People could only take off their masks if they were seated at a table and eating. Masks were required for dancing, mingling, moving about the banquet hall and all other activities where social distancing was not possible.
Prom cancellations came at a time of great uncertainty. Maryland had not yet entered Phase 1 of Gov. Larry Hogan’s Maryland Strong: Roadmap to Recovery. Large public gatherings were not allowed, and events with groups of more than 10 people were also not allowed. Baltimore County Public Schools delivered a voicemail in April to parents of BCPS students from Superintendent Darryl Williams, saying that the school district had to comply with executive orders handed down by Hogan and Baltimore County Executive John Olszewski, Jr.
“I was putting information out every week about what we were going to do,” Unger said. “It was going to be a while because we had to wait for the phases and everything to lift before we could actually proceed.”
Michael Unger, Ann’s husband, sent a letter to Rod McMillion, the 7th District representative for the Baltimore County Board of Education, after the cancellation announcement. In it, he told McMillion “I was dismayed because this decision was made without input from parents of the community, and without consideration for obvious alternatives such as delaying and postponing these events to a date after the COVID-19 restrictions had been lifted. Other Maryland Counties such as Prince Georges, through their CEO of schools Monica Goldson, had already gone on record ensuring their 2020 Graduates, referring to Prom/Graduation, that ‘No matter when it has to take place, we will reassure our class of 2020 that they will have an opportunity to participate in this momentous occasion.’”
Unger said the planning began in April, but the excitement began to pick up over the last two weeks before the prom.
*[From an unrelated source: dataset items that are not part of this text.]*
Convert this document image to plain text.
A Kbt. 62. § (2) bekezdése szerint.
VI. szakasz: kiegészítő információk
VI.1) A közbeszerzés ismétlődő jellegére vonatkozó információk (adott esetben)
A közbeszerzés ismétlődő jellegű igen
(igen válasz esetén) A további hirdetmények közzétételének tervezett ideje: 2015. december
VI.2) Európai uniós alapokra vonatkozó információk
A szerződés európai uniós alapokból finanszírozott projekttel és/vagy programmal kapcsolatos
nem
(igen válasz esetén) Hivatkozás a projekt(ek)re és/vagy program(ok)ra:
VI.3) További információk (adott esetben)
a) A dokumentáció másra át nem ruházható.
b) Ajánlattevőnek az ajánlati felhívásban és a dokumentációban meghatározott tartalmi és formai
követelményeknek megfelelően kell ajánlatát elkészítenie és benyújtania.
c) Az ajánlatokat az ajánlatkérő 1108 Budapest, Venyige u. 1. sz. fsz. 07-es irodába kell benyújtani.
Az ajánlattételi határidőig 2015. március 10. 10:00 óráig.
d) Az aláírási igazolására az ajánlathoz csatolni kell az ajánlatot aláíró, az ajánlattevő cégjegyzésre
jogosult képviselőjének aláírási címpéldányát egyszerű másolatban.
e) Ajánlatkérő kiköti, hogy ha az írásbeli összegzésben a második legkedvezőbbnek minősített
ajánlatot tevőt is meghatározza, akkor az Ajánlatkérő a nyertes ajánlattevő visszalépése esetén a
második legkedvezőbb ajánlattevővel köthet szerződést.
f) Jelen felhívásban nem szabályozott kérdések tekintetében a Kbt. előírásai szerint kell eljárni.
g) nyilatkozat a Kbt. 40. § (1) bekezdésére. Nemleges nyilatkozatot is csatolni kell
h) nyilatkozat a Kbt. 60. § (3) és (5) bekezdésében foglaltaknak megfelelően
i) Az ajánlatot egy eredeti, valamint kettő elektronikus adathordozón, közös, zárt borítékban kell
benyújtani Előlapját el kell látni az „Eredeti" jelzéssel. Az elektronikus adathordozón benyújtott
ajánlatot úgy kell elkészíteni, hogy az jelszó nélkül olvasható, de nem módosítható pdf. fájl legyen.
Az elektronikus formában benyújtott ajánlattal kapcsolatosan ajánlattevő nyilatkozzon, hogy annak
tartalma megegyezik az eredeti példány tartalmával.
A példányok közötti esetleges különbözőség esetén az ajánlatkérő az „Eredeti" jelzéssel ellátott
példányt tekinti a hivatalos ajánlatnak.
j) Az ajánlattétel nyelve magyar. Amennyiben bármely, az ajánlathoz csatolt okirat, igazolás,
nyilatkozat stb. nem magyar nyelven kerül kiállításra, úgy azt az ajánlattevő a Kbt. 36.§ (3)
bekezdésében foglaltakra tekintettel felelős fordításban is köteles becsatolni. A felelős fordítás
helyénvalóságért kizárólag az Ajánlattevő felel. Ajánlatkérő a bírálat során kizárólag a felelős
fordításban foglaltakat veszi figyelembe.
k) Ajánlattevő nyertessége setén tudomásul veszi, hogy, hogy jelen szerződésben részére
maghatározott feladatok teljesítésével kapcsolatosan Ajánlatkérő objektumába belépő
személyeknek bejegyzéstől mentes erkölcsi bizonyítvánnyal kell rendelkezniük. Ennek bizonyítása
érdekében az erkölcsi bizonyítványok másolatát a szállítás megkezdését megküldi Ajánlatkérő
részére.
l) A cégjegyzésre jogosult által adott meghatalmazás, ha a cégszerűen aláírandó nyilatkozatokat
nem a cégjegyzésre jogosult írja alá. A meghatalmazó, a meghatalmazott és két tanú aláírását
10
She said she wasn’t able to choose a date for the prom until July. From that point forward, she and a group of volunteers got started on decorating the banquet hall and scheduling all of the necessary arrangements.
Unger said the prom was decorated with the school colors of all three area high schools – green and gold for Dundalk High School, red and blue for Patapsco High School, and blue and white for Sparrow Point High School. Things rolled from there, and she began picking up decorations from different places.
“The good news is that I had a lot of this stuff already done,” Unger said. “The only thing I had to do was nail down the vendors with the food. That was the hardest part.”
Unger said there were three sets of prom royalty in attendance during the evening – one couple from each school. Voting was open during the prom, and the winners were announced later.
Victoria Unger said her mother “did a very good job” of putting everything together so she and other Class of 2020 graduates could enjoy a senior prom. She said it was a great night and she and her friends had a lot of fun. It was certainly a better feeling than what she felt the night she learned her own senior prom had been canceled.
“I thought people were playing a practical joke on me,” she said about getting the news that day. “I didn’t believe it, but then, like everyone else, I learned that it was actually true and I got upset.”
Unger said that local businesses who assisted with making the Dundalk prom happen included: Sign-o-Rama, Squires, Scoozi’s, Patrick’s, Tony’s Pizza, KJ/DJ Annette and Wild Bill, American Legion Post 38 and Boulevard Diner.
Class of 2020 high school graduates do the Electric Slide during the 2020 Dundalk Prom. The Dundalk American Legion donated its banquet hall for the occasion, and Dundalk resident Ann Unger and other parents went right to work to give the Class of 2020 a belated prom.